The city has settled pension and salary disputes with the unions to the tune of $53.5 million, resolving a legal battle stemming from austerity measures taken during the Great Recession. More than half of the money will come from the city’s reserves, which will dip about $10 million below the city’s self-imposed threshold for maintaining a healthy rainy day fund.
The decrease could impact the city’s ability to borrow money for public projects. Bond rating agencies look at reserve balances when assigning ratings to cities. If Miami’s rating were lowered, it would mean the city would have to deal with higher interest rates when paying off municipal bonds.
Coupled with conservative financial projections that assume Florida voters will approve a state constitutional amendment that would expand the homestead exemption and reduce property tax revenue, city administrators say they will have to tighten their belts because of a potential $20 million deficit in the next fiscal cycle.
“We have to find ways to increase revenue and cut expenses,” said City Manager Emilio Gonzalez.
While the city has to pay out hefty legal settlements, it could have been worse. A city fiscal analysis shows the city could have been on the hook for $486,000,000 in back pay and pensions for the city’s police officers and firefighters. Settlements with each union approved by commissioners this month total $53.5 million, which includes about $37 million in upfront payments that will diminish the reserves. The commission approved the agreements and new labor contracts with the firefighters union Oct. 11 and the police union at Thursday’s commission meeting.
The contracts passed with little public discussion, though on Thursday, Commissioner Joe Carollo commented on the possible money issues down the road.
“If we don’t start cutting back now and finding new revenue, we’re going to be in big trouble in the next fiscal cycle,” he said.
“I agree,” said Christopher Rose, the city’s budget director.
Rose told the Miami Herald city departments have already begun meeting to discuss ways to save more and spend less. The city’s finance staff anticipates costs will increase and property tax revenue growth will slow.
“We’re being very cautious heading into the future,” he said.
One measure is already in motion. Commissioners are considering increasing parking rates across the city for nonresidents, a change that could bring in an estimated $6 million in revenue. After initial approval in September, the rate hike needs one more vote to become law.
The union lawsuits were precipitated by the actions taken the last time Miami faced a serious fiscal crisis.

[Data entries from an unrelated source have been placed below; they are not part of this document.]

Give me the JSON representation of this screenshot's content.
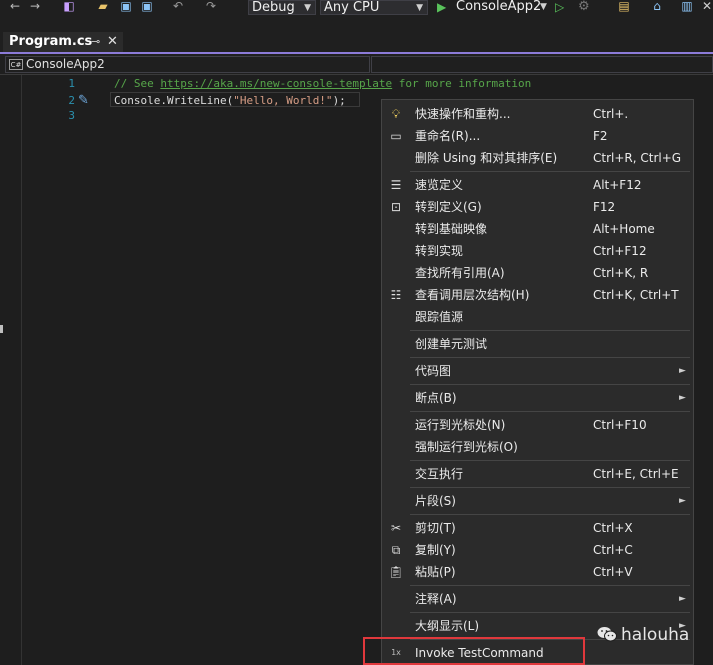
{
  "toolbar": {
    "config": "Debug",
    "platform": "Any CPU",
    "start_target": "ConsoleApp2",
    "play_icon": "play-triangle",
    "play_color": "#59c25b"
  },
  "tab": {
    "title": "Program.cs",
    "pin": "⊸",
    "close": "✕"
  },
  "navbar": {
    "project": "ConsoleApp2",
    "project_icon": "C#"
  },
  "editor": {
    "line_numbers": [
      "1",
      "2",
      "3"
    ],
    "line1_comment": "// See ",
    "line1_link": "https://aka.ms/new-console-template",
    "line1_tail": " for more information",
    "line2_code": "Console.WriteLine(",
    "line2_string": "\"Hello, World!\"",
    "line2_end": ");"
  },
  "context_menu": {
    "items": [
      {
        "label": "快速操作和重构...",
        "shortcut": "Ctrl+.",
        "icon": "lightbulb-icon"
      },
      {
        "label": "重命名(R)...",
        "shortcut": "F2",
        "icon": "rename-icon"
      },
      {
        "label": "删除 Using 和对其排序(E)",
        "shortcut": "Ctrl+R, Ctrl+G",
        "icon": ""
      },
      {
        "label": "速览定义",
        "shortcut": "Alt+F12",
        "icon": "peek-icon"
      },
      {
        "label": "转到定义(G)",
        "shortcut": "F12",
        "icon": "goto-definition-icon"
      },
      {
        "label": "转到基础映像",
        "shortcut": "Alt+Home",
        "icon": ""
      },
      {
        "label": "转到实现",
        "shortcut": "Ctrl+F12",
        "icon": ""
      },
      {
        "label": "查找所有引用(A)",
        "shortcut": "Ctrl+K, R",
        "icon": ""
      },
      {
        "label": "查看调用层次结构(H)",
        "shortcut": "Ctrl+K, Ctrl+T",
        "icon": "call-hierarchy-icon"
      },
      {
        "label": "跟踪值源",
        "shortcut": "",
        "icon": ""
      },
      {
        "label": "创建单元测试",
        "shortcut": "",
        "icon": ""
      },
      {
        "label": "代码图",
        "shortcut": "",
        "icon": ""
      },
      {
        "label": "断点(B)",
        "shortcut": "",
        "icon": ""
      },
      {
        "label": "运行到光标处(N)",
        "shortcut": "Ctrl+F10",
        "icon": ""
      },
      {
        "label": "强制运行到光标(O)",
        "shortcut": "",
        "icon": ""
      },
      {
        "label": "交互执行",
        "shortcut": "Ctrl+E, Ctrl+E",
        "icon": ""
      },
      {
        "label": "片段(S)",
        "shortcut": "",
        "icon": ""
      },
      {
        "label": "剪切(T)",
        "shortcut": "Ctrl+X",
        "icon": "scissors-icon"
      },
      {
        "label": "复制(Y)",
        "shortcut": "Ctrl+C",
        "icon": "copy-icon"
      },
      {
        "label": "粘贴(P)",
        "shortcut": "Ctrl+V",
        "icon": "paste-icon"
      },
      {
        "label": "注释(A)",
        "shortcut": "",
        "icon": ""
      },
      {
        "label": "大纲显示(L)",
        "shortcut": "",
        "icon": ""
      },
      {
        "label": "Invoke TestCommand",
        "shortcut": "",
        "icon": "1x-icon",
        "icon_text": "1x"
      }
    ],
    "submenu_arrow": "►"
  },
  "highlight_color": "#e0383c",
  "watermark": {
    "text": "halouha",
    "icon": "wechat-icon"
  }
}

In 2010, the city declared a financial emergency and invoked a state law that allowed administrators to force open union contracts and unilaterally impose cuts — the city cut salaries by as much as 12 percent and capped pensions. The controversial maneuver, led by former Mayor Tomás Regalado, saved the city about $100 million in labor costs and helped it avoid a financial meltdown as it faced a securities fraud investigation and flirted with bankruptcy. But the unilateral cuts also spurred lawsuits from the unions, who ultimately won in the Florida Supreme Court.
Instead of facing a nearly half-billion-dollar liability, the city hashed out deals with each bargaining group to settle the litigation and agree on new contracts.
“I believe we reached a fair deal with the city,” said Freddy Delgado, president of the Miami Association of Firefighters. “This is a new beginning with a new administration that values its employees. Our agreement brings stability to the city’s finances and we will continue to serve the citizens of Miami with excellence.”
After the upfront payments, which will occur after the legal formalities, each group will receive annual damages payments of between $2 million and $3 million over the next several years. The city budget, which went into effect Oct. 1, already factored in the pay increases under the new police and fire contracts. Firefighters are getting a 5 percent raise across the board. Police are receiving 3 percent.